Ces travaux ont été réalisés au Royaume-Uni, l’un des premiers pays où s’est étendue l’épidémie actuelle. Si celle-ci, qui a frappé près de 80 000 patients et provoqué une trentaine de décès dans le monde, semble aujourd’hui se résorber, les autorités sanitaires restent vigilantes. L’OMS a ainsi décidé de maintenir l’alerte sanitaire maximale, mardi, notamment à cause des nouvelles infections dans certains pays.

Les auteurs de l’étude, emmenés par l’épidémiologue Thomas Ward, ont tenté d’analyser le risque de transmission « silencieuse », c’est-à-dire pendant la période d’incubation, avant que le patient ne soit frappé par de premiers symptômes. Ils ont donc examiné les données de presque 3 000 patients britanniques, principalement des hommes ayant eu des relations homosexuelles.

Cet examen a permis de se faire une idée de deux types de délais et de les comparer. Le premier est le temps d’incubation, pendant lequel le patient porte le virus sans le savoir. Le second est le délai qui s’écoule à partir de l’apparition des symptômes chez un patient donné, jusqu’à leur apparition chez celui à qui il a transmis la maladie.
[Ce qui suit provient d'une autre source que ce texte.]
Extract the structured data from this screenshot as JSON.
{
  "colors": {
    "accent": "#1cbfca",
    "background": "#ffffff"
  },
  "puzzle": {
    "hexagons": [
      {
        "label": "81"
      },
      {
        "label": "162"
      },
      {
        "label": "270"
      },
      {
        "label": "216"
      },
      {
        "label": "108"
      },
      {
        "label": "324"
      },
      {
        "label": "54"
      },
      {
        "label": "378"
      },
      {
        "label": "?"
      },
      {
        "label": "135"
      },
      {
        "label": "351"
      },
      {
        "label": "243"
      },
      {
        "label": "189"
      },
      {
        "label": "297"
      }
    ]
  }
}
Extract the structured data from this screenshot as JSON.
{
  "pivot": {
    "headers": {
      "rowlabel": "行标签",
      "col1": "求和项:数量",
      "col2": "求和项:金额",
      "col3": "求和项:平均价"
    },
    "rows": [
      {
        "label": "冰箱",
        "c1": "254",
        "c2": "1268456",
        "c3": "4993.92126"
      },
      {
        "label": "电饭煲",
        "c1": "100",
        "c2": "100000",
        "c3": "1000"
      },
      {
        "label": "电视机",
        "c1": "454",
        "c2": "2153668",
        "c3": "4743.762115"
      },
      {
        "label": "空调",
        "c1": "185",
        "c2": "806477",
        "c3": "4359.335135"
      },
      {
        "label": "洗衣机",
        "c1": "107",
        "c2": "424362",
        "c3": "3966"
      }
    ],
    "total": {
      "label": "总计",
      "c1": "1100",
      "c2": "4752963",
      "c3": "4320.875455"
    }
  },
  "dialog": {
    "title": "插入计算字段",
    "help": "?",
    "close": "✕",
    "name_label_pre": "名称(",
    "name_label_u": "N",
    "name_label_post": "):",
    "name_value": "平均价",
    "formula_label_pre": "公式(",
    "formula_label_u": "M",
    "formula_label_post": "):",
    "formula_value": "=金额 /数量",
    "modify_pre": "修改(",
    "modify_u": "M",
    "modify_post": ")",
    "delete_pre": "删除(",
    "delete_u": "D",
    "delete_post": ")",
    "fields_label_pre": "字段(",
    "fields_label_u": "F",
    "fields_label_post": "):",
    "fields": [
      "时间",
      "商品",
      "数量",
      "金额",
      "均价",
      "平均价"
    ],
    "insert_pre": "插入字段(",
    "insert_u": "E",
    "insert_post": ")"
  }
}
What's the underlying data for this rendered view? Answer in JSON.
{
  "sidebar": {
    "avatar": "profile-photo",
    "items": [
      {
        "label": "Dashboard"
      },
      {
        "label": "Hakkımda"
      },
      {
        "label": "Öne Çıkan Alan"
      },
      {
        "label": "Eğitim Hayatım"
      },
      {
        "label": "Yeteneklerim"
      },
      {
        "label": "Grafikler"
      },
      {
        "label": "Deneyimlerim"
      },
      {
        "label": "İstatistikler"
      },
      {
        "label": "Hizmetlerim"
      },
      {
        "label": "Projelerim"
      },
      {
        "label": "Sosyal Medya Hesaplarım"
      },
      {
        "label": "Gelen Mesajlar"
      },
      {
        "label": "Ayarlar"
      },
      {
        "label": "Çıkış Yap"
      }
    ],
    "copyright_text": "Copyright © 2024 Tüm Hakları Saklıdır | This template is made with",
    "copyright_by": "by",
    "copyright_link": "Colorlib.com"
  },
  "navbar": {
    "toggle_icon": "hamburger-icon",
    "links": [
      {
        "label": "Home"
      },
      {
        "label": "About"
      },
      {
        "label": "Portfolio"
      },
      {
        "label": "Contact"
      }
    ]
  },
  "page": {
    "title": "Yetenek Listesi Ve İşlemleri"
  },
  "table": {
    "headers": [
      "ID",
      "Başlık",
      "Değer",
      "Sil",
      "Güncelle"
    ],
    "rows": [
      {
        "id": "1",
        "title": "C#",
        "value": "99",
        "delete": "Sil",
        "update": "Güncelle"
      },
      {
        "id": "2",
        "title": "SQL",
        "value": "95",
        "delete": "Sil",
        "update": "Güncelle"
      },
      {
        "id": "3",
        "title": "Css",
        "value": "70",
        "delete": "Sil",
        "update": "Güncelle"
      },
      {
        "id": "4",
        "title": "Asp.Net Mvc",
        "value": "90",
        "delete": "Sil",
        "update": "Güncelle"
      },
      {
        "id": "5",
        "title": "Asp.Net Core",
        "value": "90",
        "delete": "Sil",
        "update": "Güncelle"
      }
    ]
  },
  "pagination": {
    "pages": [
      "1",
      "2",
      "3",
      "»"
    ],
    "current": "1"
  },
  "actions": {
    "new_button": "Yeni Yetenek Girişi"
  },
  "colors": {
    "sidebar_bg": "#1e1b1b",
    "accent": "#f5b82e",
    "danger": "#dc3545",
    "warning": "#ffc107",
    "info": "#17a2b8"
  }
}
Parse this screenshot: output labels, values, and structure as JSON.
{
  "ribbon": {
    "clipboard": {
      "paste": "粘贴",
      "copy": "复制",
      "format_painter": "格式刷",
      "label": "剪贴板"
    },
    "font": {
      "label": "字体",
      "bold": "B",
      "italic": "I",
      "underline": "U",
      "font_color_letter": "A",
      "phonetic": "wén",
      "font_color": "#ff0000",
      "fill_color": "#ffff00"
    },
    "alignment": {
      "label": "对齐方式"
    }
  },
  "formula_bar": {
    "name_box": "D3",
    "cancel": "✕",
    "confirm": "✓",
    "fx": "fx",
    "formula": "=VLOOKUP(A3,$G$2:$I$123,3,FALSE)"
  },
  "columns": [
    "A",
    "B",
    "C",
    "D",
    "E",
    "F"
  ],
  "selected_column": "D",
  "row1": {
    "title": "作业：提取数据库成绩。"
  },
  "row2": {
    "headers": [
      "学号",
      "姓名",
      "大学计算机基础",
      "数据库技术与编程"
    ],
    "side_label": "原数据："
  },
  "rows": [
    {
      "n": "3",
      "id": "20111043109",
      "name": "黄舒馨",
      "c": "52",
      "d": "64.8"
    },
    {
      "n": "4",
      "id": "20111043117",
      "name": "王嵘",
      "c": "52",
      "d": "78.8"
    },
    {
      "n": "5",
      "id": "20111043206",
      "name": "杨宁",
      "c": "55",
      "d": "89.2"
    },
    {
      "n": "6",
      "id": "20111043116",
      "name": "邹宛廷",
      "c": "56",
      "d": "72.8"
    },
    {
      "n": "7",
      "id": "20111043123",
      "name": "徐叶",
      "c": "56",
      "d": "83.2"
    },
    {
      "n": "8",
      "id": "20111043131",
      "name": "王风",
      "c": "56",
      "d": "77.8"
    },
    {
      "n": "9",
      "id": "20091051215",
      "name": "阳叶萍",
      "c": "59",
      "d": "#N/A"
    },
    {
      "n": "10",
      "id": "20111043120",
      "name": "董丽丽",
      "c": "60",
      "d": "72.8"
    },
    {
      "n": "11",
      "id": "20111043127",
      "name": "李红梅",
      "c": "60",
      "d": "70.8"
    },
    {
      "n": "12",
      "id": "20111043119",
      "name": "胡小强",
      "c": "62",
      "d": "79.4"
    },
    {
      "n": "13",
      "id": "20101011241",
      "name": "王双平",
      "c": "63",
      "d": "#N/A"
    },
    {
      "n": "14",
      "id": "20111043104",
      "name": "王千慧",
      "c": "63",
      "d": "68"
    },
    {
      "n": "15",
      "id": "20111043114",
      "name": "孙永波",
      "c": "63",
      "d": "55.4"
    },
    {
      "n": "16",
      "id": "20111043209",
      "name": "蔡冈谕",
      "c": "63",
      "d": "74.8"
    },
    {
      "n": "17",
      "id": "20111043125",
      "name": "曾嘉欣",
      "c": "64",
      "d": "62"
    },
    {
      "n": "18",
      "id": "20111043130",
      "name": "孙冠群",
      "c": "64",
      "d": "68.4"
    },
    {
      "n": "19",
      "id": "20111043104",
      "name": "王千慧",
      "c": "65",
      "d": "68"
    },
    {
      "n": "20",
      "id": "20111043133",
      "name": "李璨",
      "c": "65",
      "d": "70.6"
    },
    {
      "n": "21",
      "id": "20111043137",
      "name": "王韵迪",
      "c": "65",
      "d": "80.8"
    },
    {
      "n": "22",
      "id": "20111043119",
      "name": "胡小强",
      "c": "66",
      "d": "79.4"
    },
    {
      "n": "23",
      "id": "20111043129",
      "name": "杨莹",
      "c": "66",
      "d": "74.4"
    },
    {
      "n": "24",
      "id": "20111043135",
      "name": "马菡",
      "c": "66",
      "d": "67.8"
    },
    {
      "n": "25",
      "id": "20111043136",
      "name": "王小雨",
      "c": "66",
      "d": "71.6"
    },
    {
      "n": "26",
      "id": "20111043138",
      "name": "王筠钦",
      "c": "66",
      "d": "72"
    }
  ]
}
Les chercheurs ont conclu que ce second délai tend à être plus court que le premier, ce qui va dans le sens d’une transmission avant les premiers symptômes.

Les chercheurs britanniques estiment que cette transmission pré-symptomatique représente plus de la moitié des cas, et peut intervenir jusqu’à quatre jours avant les symptômes.

Ces résultats doivent toutefois encore être confirmés par d’autres études, estiment d’autres chercheurs dans un commentaire également publié par le BMJ. A l’heure actuelle, et même avec ce travail, la transmission pré-symptomatique « n’est pas irréfutable », préviennent-ils.